Egypt’s Berber language is fading

By Carles Grau Sivera

Siwa Oasis, Egypt, Nov 10 (efe-epa).- The Berber community in the Siwa Oasis in western Egypt is struggling to keep its language alive.

From his date processing warehouse in central Siwa, Suliman, 60, greets his neighbors in Siwi, a language derived from North African Berbers who moved to the area around a thousand years ago. It has been classified as endangered by Unesco.

He is now one of only 15,000 people living in the Siwa Oasis — located 560 kilometers from Cairo — who speak Siwi, which is not a written language.

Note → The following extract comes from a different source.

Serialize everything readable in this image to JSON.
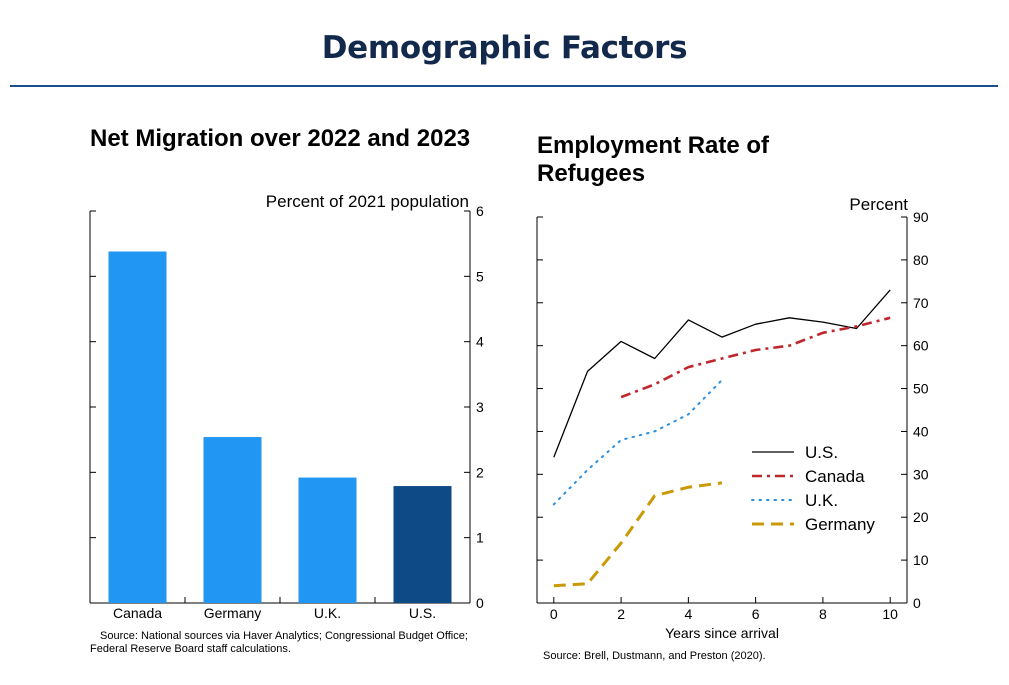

Italian Egyptologist Sergio Volpi, who retired in the oasis several years ago having spent the best part of his career studying the history of the region, told Efe: “In a hundred years, no one will speak Siwi. It will be forgotten.”

Volpi has opened a library in central Siwa bringing together over a hundred books on the history of the oasis, its traditions and the language of its inhabitants.

This easternmost Berber language has changed in the past 500 years. It has been influenced by Arabic with the arrival of Arabs to the region and subsequent annexation of Siwa, near the modern-day Libyan border, to Egypt in the early 19th century, the specialist added.

“The word for ‘table’ doesn’t exist in Siwi because the Berbers ate on the ground and tables did not exist. Now thousands of new words have arrived and the language has mixed with Arabic,” he added.

“This mixture means that the original language will disappear. It will disappear very slowly, but it will surely disappear,” he said.

As with Nubian and other minority languages in Egypt, Siwi is not taught in schools and a few efforts have been made to preserve it.